Human Rights Council in Geneva

21 June 2009 – The rising flow of workers moving in and out of Romania has delivered a significant blow to parts of the population in the Eastern European country, an independent United Nations human rights expert has warned.

Labour migration in Romania is characterized by the number of children left behind by parents searching for work abroad, the growing need for qualified workers as a result of the 'brain drain' and the sheer volume of workers leaving the country, said Jorge Bustamante, UN Special Rapporteur on the human rights of migrants.

In a statement issued on Saturday after wrapping up a six-day visit to the country, Mr. Bustamante said that labour migration is “one of the key issues for domestic and foreign policy in Romania given the fact that both immigration and outmigration have been increasing in the recent years.”

Mr.

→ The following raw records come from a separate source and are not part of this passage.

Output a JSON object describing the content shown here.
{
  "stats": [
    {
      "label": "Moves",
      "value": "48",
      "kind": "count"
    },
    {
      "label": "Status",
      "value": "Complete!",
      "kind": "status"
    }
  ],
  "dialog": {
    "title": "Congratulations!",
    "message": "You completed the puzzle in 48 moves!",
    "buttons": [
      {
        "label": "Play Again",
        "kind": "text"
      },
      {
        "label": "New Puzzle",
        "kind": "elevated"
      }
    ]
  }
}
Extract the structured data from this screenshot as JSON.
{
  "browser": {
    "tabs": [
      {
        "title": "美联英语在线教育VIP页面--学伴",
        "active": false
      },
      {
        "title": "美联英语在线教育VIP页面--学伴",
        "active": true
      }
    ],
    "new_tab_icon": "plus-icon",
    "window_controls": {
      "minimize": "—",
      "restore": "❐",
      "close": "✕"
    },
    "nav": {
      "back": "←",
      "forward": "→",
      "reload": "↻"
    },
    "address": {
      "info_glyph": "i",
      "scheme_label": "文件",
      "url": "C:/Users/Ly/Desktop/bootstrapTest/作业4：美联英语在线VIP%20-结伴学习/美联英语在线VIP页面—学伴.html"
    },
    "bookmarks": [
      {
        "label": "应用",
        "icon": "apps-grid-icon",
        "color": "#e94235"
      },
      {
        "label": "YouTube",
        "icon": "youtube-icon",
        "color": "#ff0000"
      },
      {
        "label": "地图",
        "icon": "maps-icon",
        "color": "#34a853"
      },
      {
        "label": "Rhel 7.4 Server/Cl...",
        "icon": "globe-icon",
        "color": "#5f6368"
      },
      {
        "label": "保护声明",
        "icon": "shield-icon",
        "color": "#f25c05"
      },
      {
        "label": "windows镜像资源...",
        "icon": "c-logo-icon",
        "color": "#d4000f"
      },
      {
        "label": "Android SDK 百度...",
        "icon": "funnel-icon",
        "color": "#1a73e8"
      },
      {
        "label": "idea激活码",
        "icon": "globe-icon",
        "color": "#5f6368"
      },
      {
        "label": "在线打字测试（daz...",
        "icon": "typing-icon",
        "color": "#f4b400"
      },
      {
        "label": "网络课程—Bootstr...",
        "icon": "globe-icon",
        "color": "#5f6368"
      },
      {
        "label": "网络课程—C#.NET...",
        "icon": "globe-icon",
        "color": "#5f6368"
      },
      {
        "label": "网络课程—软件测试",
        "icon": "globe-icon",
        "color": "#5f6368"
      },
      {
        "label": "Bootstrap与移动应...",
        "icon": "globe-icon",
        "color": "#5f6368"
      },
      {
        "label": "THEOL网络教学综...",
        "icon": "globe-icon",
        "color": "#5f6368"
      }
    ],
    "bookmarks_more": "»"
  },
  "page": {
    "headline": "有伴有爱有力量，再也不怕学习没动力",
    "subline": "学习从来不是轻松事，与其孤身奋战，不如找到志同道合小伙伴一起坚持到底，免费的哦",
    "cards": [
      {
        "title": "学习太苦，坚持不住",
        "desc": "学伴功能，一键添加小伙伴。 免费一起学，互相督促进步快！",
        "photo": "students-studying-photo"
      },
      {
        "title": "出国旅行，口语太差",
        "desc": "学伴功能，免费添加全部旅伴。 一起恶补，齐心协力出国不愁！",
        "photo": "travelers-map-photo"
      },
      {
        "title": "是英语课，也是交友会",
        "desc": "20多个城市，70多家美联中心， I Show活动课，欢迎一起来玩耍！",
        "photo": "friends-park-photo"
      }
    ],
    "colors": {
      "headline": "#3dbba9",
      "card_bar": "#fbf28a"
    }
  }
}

Bustamante also noted the development of two contrasting criminal trends: the decrease in human trafficking, on the one hand, and the increase of smuggling workers across borders, on the other.

However, the Special Rapporteur was encouraged by several civil society initiatives ¬– some in partnership with UN agencies and Government institutions – which aim to protect and assist victims of abusive forms of migration, such as the slave trade and smuggling.

Although encouraged by the Romanian ratification of several international agreements protecting human rights, he voiced regret that Bucharest had not ratified the International Convention on the Protection of the Rights of All Migrant Workers and members of Their Families adopted by the UN General Assembly in 1990.

“I note the Government's interest in addressing some of the problems related to the human rights of migrants but observe with concern certain gaps and ambiguities in the legislative framework regulating the protection of migrant workers,” he said.

He added that Romania pointed to the “fact that ratification [of the Convention] has not been a practice accepted by the European Union,” a stance taken by other States who have recently joined the EU.

The Rapporteur, who was appointed to the independent and unpaid post in 2005, is slated to present a report on his visit to the upcoming meeting of the Geneva-based UN Human Rights Council in September.